Whisk the flour, baking soda and salt in another bowl. Stir the dry ingredients into the wet ingredients with a wooden spoon; take care not to over mix. Stir in the chocolate chips or chunks.

Scoop heaping tablespoons of the dough onto the prepared pans. Wet hands slightly and roll the dough into balls. Space the cookies about 2-inches apart on the pans. Bake, until golden, but still soft in the center, 12 to 16 minutes, depending on how chewy or crunchy you like your cookies. Transfer hot cookies with a spatula to a rack to cool. Serve.

Taken from FN

Crush those fuckers up and soak in milk and raw egg. Make yourself a bread pudding.

How?

Crush the cookies up rough and put them in a bowl with enough milk to soak the cookies. When the cookies have softened to the point where they break apart, add 2 eggs (or whole 1 egg and 2 yolks, up to you) and whatever flavorings you want, such as raisins, maple syrup, or even a dessert liquor. Mix all your ingredients; for a fine bread pudding, the consistency should be the same as pancake batter, though leave as many chunks as you like.

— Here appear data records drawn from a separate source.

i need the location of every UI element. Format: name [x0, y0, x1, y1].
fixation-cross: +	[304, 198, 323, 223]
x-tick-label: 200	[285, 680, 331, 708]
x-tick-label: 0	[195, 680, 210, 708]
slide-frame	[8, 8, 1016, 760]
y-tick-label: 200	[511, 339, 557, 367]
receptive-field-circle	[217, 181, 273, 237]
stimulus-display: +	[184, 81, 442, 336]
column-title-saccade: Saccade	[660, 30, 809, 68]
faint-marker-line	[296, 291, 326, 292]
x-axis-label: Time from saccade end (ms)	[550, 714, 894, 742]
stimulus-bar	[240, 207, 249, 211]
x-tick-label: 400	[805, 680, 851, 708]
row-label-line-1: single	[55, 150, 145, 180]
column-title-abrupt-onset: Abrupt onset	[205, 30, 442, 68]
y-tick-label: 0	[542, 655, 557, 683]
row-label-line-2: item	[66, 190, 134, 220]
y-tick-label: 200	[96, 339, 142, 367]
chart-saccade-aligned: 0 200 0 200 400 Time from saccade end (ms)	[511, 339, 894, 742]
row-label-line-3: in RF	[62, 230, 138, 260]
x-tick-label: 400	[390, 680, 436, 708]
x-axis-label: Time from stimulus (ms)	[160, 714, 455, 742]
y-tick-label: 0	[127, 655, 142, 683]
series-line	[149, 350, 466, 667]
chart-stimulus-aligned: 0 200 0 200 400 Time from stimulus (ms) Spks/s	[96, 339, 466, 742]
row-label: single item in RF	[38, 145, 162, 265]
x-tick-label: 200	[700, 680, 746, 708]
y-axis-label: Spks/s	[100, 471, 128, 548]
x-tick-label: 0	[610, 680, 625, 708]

Now that you have your finished batter, put into a VERY well buttered dish and cook at 350 F for 30 minutes or until done (toothpick trick always works). Serve as is or with a pudding g sauce.

>3/4 cups of baking soda
Teeth whitening cookies, brilliant!

jesus fuck that is a clusterfuck recipe

here

1 cup cold butter (2 sticks, don’t use margarine)
1 cup brown sugar
¾ cup sugar
2 eggs
1 ½ tsp vanilla
2 ½ cups all-purpose flour
1 ¼ tsp baking soda
3 cups chocolate chips

With an electric mixer or food processor, beat the butter into the sugars until creamy. Add the eggs and vanilla, and beat until just mixed. Add the flour and baking soda, and beat until well-blended.

Now add the chocolate chips and stir them in with a spoon. Make cookie balls with a spoon or your fingers. The balls should be as large around as a half-dollar; you should get 3 dozen.

Put the balls on a tray, cover with foil, and refrigerate overnight. Chilling them is required.

To bake, place a dozen cookie balls on a cookie tray and let sit 10 minutes at room temperature while the oven preheats to 400 degrees. Bake them 8-10 minutes, or until the edges are brown but the center is still tan. Take them out of the oven and allow to finish cooking on the pan for a few minutes.

ill that try that next time. Mine turned out dry and crunchy after sitting out for an hour to cool.

this is with the too much baking soda cookies?

One time I forgot to add eggs to a batch of cookies. They were still edible but basically they were the least structurally sound shortbread cookies ever.

Yep. There are few failed bake jobs that can't be salvaged into bread pudding. I tend to make bread pudding whenever the bread starts to go bad or the cookies end up burnt.

Thanks a lot mate

He doesn't cream the wet ingredients before mixing in the other stuff. It really does make a difference.

My pleasure. Tell us how the pudding comes out.

You're just going to end up with bread pudding that tastes like baking soda. 3/4 cup is A LOT of baking soda, even just accidentally using a tablespoon instead of a teaspoon in a recipe has ruined biscuits for me before, which is triple the amount. You put in almost 50 times what the recipe called for. Trying to make bread pudding from them is just going to waste more ingredients, you should just throw them away unfortunately and try to be more careful next time.

Well op said that it tastes salty. Probably not as salty?
Suppose that you can add extra bread crumbs and some sugar to masquerade the salty flavor?

Too much baking soda will make something taste salty but it also adds a weird flavor. Unless you make a huge batch of bread pudding or only crumble up like one cookie into it, it's just going to make bad tasting bread pudding. If OP made 13 cookies with 3/4 cup of baking soda that means each cookie has almost a tablespoon of baking soda in it, most recipes that use around 2 cups of flour only need a teaspoon and more than that will give it a bad taste.